人間の限界

ダンバーは、ひそかに、ジョゼフ・プリーストリーによるフロギストン説をよみがえらせる化学者が現われないかと心待ちにしていると言っています。それは、どういうことなのでしょうか?アントワーヌ・ラヴォアジェは、プリーストリーの宿敵でした。彼は、物質の燃焼は、空気中の酸素との反応だと考えました。彼は、ルイ16世の徴税請負人だったために断頭台の露と消えたそうです。ところが、プリーストリーは、同時代のほとんどの人がそうであったのですが、物質の燃焼は、物質中のフロギストンが放出されることだと主張したのです。

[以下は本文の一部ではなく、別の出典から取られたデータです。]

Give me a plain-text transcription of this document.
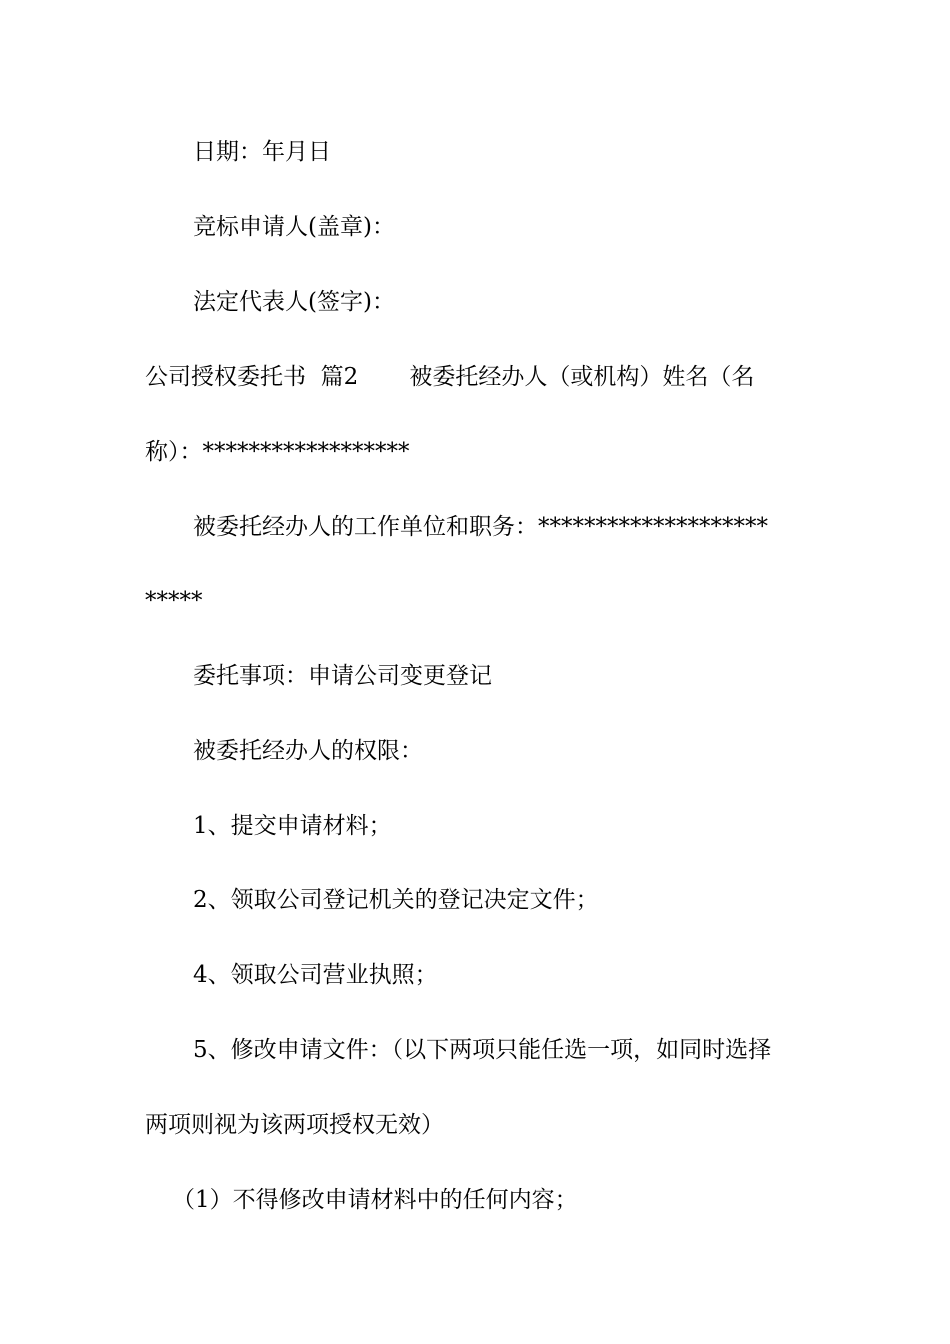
日期：年月日

竞标申请人(盖章)：

法定代表人(签字)：

公司授权委托书  篇2       被委托经办人（或机构）姓名（名

称）：******************

被委托经办人的工作单位和职务：********************

*****

委托事项：申请公司变更登记

被委托经办人的权限：

1、提交申请材料；

2、领取公司登记机关的登记决定文件；

4、领取公司营业执照；

5、修改申请文件：（以下两项只能任选一项，如同时选择

两项则视为该两项授权无效）

（1）不得修改申请材料中的任何内容；
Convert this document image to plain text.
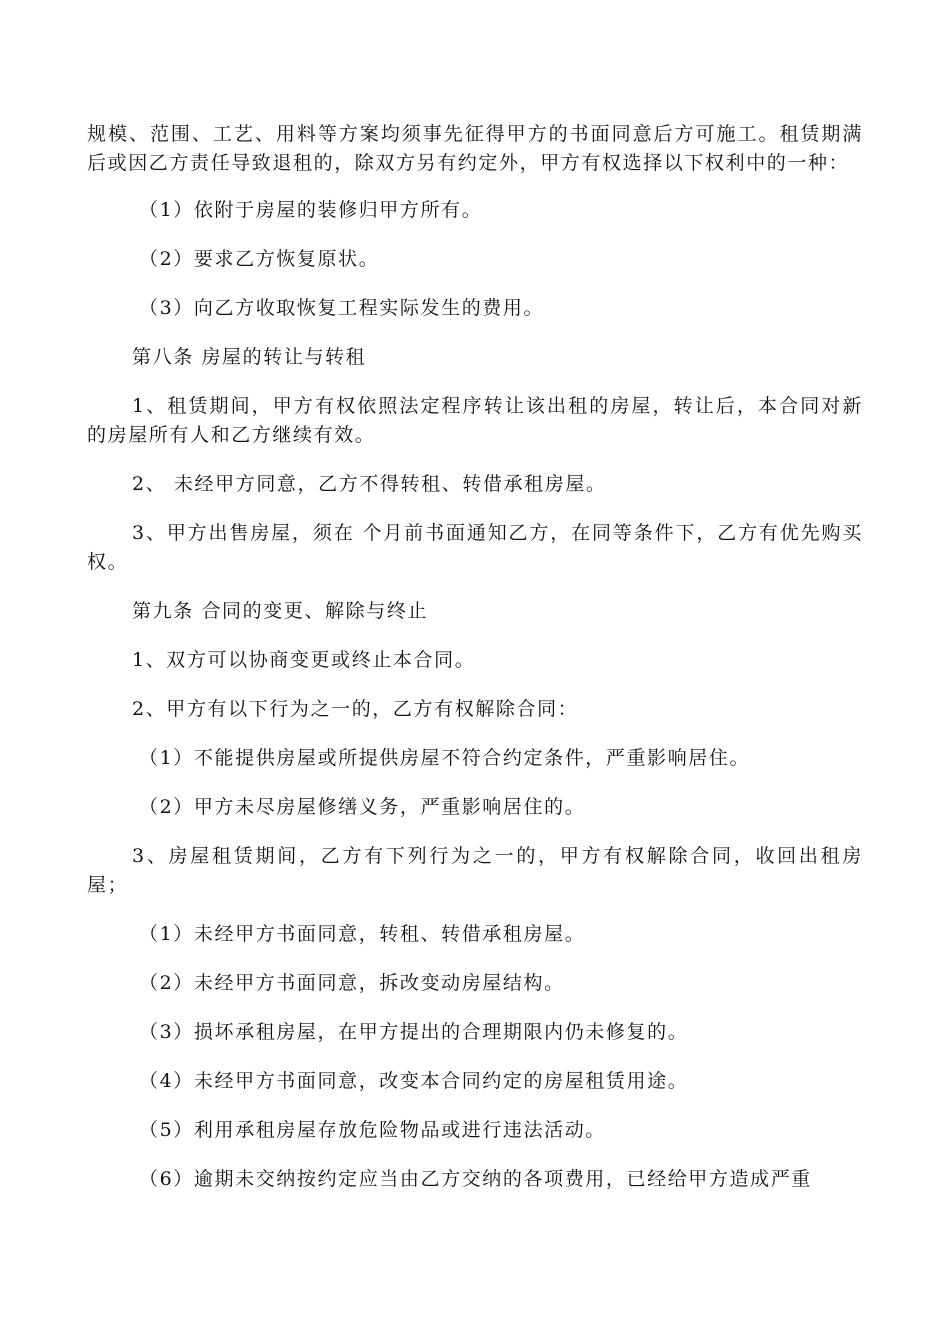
规模、范围、工艺、用料等方案均须事先征得甲方的书面同意后方可施工。租赁期满后或因乙方责任导致退租的，除双方另有约定外，甲方有权选择以下权利中的一种：

（1）依附于房屋的装修归甲方所有。

（2）要求乙方恢复原状。

（3）向乙方收取恢复工程实际发生的费用。

第八条 房屋的转让与转租

1、租赁期间，甲方有权依照法定程序转让该出租的房屋，转让后，本合同对新的房屋所有人和乙方继续有效。

2、 未经甲方同意，乙方不得转租、转借承租房屋。

3、甲方出售房屋，须在 个月前书面通知乙方，在同等条件下，乙方有优先购买权。

第九条 合同的变更、解除与终止

1、双方可以协商变更或终止本合同。

2、甲方有以下行为之一的，乙方有权解除合同：

（1）不能提供房屋或所提供房屋不符合约定条件，严重影响居住。

（2）甲方未尽房屋修缮义务，严重影响居住的。

3、房屋租赁期间，乙方有下列行为之一的，甲方有权解除合同，收回出租房屋；

（1）未经甲方书面同意，转租、转借承租房屋。

（2）未经甲方书面同意，拆改变动房屋结构。

（3）损坏承租房屋，在甲方提出的合理期限内仍未修复的。

（4）未经甲方书面同意，改变本合同约定的房屋租赁用途。

（5）利用承租房屋存放危险物品或进行违法活动。

（6）逾期未交纳按约定应当由乙方交纳的各项费用，已经给甲方造成严重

数字に強かったラヴォアジェは、燃焼後の物質は重量が増えていることを示して、何かを放出するのではなく、取り込んでいるはずだと証明したのです。これが原子論への道を開くことになったそうです。もちろん、ラヴォアジェの酸素説がひっくり返ることは絶対にないそうです。けれども、プリーストリーほどの偉大な化学者が、完全に間違っていたとはどうしても思えないのだとダンバーは考えているようです。

ダンバーは、さらにこんな人間の特性の例を出しています。それは、物事を正しく考えられない残念な例だと言います。まだ、電子メールがなかった頃のこと、月曜朝のポストに茶色の大きな封筒が入っていました。なんとそれは不幸の手紙だったそうです。手紙には「お金は送らないで!」と書かれていたそうです。そのかわり四日以内に手紙のコピーを友人や同僚5人に送ること。「さもないとあなたは不幸になります。」それだけの内容でした。このような手紙は、日本でも一時はやりましたね。そんな手紙が来たら、どうするでしょうか?

昔ながらの経験主義を引きずるダンバーは、当然のことながら速攻でゴミ箱に捨てるつもりだったそうです。そうしなかった理由はただ1つ。アメリカから始まったこの不幸の手紙には、これまでの送り手の手紙も同封されていたからだそうです。彼は、好奇心からそれらの手紙に目を通したそうです。

おもしろいのは、送り主、ちなみに全員が本職の科学者だったそうですが、彼らが迷信深いと思われたくなくて、必死なことだったそうです。「ジム、こんなくだらない話をぼくが信じていないことは君も承知だろう。それでもこれを送るのは……」とか、「私は子どもの頃から、この種のチェーンレターが大嫌いで、全部自分の所で止めていました。でも今回は

……」とかだったそうです。

どうして今回は送ったのか?ダンバーは、その答えは簡単で、不幸への恐怖だと言います。どの手紙も、理解を求める言葉で締めくくられていました。「いま補助金申請の結果待ちだから、何があったらと思うと……」「来週、就職の面接を控えているんです。ご存じの通りこのご時世なので……」

それらの手紙を読み終わったダンバーは、どうしたかというと、少々不遜な笑いを浮かべながら手紙の束を封筒にしまい、古紙リサイクルの回収箱にドサリと落としたそうです。その週は、出かける用事が入っていたそうですし、翌日から自分がまとめ役の会議が予定されていたそうです。むろん、原稿の締め切りも次々と容赦なく押し寄せていたときだったそうです。